AF for other interspecies differences:
2.5
Justification:
The standard procedure for threshold effects would be, as a default, to correct for differences in metabolic rate (allometric scaling) and to apply an additional factor of 2.5 for other interspecies differences. A default factor of 2.5 is appropriate per REACH Guidance R.8.4.3.1.
AF for intraspecies differences:
10
Justification:
A default assessment factor of 10 is sufficient to protect the larger part of the population, including children and the elderly. For threshold effects, this factor of 10 is the standard procedure, as a default, when assessing exposure to the general population. A default factor of 10 is appropriate per REACH Guidance R.8.4.3.1.
AF for the quality of the whole database:
3
Justification:
An evaluation of the total toxicological database should include an assessment whether the available information as a whole meets the tonnage driven data requirements necessary to fulfil the REACH requirements, or whether there are data gaps.
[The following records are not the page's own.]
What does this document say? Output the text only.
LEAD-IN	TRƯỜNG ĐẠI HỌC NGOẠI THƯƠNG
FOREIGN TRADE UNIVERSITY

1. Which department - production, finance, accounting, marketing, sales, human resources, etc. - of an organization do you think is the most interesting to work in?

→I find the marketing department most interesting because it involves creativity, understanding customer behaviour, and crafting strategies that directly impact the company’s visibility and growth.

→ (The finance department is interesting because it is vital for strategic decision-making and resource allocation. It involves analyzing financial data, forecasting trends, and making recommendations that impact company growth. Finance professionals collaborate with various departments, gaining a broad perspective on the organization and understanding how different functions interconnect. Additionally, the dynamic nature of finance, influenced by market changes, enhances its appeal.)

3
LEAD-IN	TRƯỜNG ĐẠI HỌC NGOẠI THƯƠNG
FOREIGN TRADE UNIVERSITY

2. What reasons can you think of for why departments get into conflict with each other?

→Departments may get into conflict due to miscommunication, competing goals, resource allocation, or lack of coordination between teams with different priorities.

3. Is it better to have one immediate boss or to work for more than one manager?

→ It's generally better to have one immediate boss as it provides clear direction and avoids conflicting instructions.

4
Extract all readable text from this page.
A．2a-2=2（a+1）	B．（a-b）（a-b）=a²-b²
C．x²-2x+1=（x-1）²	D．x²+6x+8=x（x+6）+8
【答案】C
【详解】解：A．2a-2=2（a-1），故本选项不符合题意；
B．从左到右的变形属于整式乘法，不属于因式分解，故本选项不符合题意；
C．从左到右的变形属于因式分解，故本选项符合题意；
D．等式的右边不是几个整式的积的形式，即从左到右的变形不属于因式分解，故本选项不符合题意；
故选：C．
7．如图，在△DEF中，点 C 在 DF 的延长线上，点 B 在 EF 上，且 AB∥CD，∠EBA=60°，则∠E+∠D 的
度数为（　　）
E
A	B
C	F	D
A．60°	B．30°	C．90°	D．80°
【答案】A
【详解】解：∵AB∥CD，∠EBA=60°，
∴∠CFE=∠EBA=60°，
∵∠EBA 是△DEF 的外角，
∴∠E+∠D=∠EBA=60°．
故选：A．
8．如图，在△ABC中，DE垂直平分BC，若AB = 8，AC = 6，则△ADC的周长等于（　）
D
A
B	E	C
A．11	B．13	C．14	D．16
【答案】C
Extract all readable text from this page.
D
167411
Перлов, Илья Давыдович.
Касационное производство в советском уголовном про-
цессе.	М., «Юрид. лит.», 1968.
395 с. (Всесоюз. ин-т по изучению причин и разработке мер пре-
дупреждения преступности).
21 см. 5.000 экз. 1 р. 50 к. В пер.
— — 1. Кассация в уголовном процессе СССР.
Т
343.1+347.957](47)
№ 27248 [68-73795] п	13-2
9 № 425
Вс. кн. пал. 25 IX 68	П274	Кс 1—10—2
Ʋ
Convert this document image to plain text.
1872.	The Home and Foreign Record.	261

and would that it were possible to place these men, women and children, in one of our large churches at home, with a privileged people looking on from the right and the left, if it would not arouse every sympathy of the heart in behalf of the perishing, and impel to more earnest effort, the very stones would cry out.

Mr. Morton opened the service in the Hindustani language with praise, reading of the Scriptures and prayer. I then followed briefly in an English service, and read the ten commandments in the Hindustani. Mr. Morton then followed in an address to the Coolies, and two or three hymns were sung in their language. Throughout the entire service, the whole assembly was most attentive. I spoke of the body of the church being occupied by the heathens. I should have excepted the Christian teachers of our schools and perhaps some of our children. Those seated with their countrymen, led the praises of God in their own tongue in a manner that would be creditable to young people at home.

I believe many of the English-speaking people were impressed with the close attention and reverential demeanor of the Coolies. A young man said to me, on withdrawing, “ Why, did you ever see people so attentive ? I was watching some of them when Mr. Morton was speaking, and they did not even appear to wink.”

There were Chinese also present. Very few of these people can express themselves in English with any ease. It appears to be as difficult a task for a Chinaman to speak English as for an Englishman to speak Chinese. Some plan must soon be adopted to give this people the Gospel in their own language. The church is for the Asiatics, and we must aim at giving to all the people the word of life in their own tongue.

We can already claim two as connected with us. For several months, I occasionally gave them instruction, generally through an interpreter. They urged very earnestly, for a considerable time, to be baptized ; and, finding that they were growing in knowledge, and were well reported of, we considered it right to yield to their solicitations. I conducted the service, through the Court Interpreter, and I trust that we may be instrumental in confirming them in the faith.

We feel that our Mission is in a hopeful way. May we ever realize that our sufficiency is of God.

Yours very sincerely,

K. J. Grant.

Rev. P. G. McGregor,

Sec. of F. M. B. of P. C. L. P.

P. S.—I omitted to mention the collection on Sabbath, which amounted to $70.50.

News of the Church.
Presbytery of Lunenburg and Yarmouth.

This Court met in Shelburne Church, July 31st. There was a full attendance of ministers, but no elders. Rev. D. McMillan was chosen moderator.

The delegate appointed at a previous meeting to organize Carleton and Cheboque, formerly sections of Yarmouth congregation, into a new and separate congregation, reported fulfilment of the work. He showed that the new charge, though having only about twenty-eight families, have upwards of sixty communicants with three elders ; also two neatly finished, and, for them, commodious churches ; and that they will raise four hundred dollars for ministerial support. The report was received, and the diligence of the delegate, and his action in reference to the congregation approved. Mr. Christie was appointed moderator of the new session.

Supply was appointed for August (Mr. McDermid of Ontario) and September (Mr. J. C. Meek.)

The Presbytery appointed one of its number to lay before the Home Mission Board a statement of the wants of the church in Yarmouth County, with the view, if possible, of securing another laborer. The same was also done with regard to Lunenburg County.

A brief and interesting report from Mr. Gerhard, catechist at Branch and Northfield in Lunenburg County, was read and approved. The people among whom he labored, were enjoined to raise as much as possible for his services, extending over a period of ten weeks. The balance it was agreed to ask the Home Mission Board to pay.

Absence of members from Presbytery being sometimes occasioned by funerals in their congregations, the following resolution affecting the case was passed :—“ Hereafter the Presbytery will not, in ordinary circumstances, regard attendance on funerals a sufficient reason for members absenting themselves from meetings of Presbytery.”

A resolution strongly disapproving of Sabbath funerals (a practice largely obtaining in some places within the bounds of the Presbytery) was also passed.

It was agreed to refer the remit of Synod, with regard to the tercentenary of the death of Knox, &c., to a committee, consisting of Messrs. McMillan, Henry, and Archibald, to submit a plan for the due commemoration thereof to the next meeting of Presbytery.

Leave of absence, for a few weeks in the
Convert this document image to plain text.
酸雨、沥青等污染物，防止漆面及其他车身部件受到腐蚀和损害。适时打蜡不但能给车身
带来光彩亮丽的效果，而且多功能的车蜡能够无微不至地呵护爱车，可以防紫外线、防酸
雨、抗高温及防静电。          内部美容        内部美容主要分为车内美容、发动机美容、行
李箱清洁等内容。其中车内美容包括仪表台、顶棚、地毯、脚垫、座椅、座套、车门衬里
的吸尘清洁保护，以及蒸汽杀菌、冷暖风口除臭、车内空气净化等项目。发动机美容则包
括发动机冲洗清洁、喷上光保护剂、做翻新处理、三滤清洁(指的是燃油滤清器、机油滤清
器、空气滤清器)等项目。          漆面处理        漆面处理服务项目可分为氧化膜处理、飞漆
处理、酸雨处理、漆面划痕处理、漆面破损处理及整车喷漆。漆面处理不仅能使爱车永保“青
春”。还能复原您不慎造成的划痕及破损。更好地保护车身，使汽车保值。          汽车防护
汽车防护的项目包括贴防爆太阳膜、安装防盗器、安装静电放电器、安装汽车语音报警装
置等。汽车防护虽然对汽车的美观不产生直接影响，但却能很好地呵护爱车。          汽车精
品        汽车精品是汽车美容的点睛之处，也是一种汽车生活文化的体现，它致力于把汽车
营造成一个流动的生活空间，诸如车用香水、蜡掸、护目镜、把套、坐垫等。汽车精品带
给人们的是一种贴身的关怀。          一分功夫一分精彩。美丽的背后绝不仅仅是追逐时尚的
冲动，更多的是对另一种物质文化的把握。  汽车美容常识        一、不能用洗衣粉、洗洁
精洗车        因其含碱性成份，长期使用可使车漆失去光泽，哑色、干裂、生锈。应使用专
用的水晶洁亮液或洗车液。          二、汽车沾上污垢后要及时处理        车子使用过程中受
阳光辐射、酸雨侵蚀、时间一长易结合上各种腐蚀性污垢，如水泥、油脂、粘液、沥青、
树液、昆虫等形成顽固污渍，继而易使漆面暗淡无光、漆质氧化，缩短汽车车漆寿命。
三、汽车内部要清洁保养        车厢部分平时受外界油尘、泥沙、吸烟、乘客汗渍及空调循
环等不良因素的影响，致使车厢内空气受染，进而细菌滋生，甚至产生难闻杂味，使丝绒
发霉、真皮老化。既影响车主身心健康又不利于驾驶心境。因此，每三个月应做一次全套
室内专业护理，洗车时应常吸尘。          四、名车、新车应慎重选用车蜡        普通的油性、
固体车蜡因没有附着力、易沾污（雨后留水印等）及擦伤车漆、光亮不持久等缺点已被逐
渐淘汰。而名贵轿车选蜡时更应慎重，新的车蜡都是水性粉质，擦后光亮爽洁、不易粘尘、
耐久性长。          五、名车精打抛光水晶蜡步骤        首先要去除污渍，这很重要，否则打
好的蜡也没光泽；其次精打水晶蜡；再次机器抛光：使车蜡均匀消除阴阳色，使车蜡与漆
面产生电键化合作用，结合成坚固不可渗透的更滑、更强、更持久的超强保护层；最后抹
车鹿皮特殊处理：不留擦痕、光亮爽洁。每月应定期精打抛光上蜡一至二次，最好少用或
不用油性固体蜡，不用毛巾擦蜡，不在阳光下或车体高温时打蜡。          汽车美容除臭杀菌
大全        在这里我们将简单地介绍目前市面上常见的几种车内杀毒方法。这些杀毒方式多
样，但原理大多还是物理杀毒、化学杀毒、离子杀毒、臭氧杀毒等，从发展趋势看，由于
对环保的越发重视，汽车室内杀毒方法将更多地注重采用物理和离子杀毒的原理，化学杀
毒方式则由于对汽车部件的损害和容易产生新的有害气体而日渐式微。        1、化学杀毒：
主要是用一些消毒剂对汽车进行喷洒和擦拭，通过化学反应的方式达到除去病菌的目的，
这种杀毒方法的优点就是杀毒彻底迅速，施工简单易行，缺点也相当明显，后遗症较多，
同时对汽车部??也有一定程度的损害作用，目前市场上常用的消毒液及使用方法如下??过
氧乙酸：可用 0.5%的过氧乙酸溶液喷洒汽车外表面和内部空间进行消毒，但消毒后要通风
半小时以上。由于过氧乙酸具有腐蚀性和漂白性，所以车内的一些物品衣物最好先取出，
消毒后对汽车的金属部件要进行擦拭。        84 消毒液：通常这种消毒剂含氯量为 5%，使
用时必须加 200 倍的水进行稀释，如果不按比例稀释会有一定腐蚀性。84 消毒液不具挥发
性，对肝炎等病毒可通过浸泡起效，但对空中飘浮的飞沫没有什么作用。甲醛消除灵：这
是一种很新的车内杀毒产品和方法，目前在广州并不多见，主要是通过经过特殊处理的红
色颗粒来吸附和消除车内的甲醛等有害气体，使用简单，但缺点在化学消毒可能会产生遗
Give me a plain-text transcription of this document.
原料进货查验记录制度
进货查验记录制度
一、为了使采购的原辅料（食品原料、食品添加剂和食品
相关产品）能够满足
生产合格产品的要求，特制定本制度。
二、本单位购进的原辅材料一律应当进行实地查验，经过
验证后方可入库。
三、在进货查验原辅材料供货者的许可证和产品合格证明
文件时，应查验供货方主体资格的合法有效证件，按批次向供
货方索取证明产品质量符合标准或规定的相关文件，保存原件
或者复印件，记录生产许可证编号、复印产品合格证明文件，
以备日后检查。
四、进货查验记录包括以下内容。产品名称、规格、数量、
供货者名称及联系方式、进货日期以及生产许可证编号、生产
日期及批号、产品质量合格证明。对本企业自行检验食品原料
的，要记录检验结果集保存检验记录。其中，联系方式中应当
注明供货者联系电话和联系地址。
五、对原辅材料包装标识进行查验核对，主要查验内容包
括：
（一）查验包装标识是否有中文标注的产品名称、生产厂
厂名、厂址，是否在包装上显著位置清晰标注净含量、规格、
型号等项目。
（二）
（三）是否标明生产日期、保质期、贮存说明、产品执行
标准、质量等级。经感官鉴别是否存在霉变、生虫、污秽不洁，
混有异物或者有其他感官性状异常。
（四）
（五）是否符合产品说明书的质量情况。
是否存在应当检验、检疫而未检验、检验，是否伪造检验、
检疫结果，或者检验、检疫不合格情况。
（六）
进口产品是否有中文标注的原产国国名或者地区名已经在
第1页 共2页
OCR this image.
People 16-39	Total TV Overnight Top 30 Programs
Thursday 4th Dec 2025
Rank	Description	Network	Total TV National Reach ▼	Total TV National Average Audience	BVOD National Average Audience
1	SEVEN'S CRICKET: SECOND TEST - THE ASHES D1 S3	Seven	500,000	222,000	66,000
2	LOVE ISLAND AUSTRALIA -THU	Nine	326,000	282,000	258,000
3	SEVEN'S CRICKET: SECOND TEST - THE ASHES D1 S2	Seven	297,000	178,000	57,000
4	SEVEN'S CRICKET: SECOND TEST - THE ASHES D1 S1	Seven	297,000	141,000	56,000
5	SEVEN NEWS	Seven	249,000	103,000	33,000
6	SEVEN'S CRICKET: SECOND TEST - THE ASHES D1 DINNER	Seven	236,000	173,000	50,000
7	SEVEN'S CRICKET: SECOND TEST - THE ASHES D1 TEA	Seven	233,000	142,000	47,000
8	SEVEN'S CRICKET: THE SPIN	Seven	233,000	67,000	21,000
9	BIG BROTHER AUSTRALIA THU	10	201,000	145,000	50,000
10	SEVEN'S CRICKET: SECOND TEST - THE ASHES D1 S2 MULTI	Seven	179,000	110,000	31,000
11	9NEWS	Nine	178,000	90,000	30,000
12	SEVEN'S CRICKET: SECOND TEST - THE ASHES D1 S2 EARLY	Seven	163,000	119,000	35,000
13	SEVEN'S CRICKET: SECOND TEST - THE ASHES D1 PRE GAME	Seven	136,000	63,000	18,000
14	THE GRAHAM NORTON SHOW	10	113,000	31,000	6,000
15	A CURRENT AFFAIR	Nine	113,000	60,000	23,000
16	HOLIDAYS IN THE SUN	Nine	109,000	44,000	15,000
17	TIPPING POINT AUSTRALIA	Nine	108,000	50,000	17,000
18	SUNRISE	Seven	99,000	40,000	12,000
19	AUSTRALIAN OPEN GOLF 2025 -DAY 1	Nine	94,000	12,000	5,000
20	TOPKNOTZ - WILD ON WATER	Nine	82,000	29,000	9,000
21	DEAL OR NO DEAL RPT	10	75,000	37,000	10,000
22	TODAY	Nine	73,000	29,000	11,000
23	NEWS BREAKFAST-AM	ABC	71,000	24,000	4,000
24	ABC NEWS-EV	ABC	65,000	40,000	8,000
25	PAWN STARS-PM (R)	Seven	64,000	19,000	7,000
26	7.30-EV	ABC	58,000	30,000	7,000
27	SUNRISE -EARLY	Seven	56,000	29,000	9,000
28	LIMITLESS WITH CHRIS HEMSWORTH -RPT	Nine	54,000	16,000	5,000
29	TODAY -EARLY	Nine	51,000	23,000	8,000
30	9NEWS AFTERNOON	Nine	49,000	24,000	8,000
Lacking a screening test for reproductive/developmental toxicity test in rats, an assessment factor of 3 is applied per REACH Guidance R.8.4.3.1.
AF for remaining uncertainties:
1
Justification:
Route to Route Extrapolation: This is an oral-to-oral DNEL. A default factor of 1 is appropriate per REACH Guidance R.8.4.2.
Acute/short term exposure
Hazard assessment conclusion:
no hazard identified
DNEL related information

General Population - Hazard for the eyes

Local effects

Hazard assessment conclusion:
no hazard identified

Additional information - General Population

The test substance is a cross-linking agent and is used to modify the viscosity of molten polymer (polycarbonate) to facilitate processing. The substance also enhances the clarity of the final polymer product and key performance properties such as adhesion, hardness, heat resistance and solvent resistance. Exposure to unreacted material in the final product is not expected. However, a DNEL was derived for the oral and inhalation exposure routes for the general population. The substance is not classified for acute or repeated exposure toxicity, but at very high repeat (oral) exposures (1000 mg/kg/day) some evidence of systemic toxicity was observed. A clear no observable adverse effect level (NOAEL) following daily oral dosing for 28 days in rats was 100 mg/kg/day. This NOAEL is the principal dose descriptor for derivation of a DNEL for long-term systemic effects following oral and inhalation exposure in the general population. Systemic and local effects following acute exposure and long-term local effects were not observed. Therefore, a DNEL was not derived for these exposure patterns.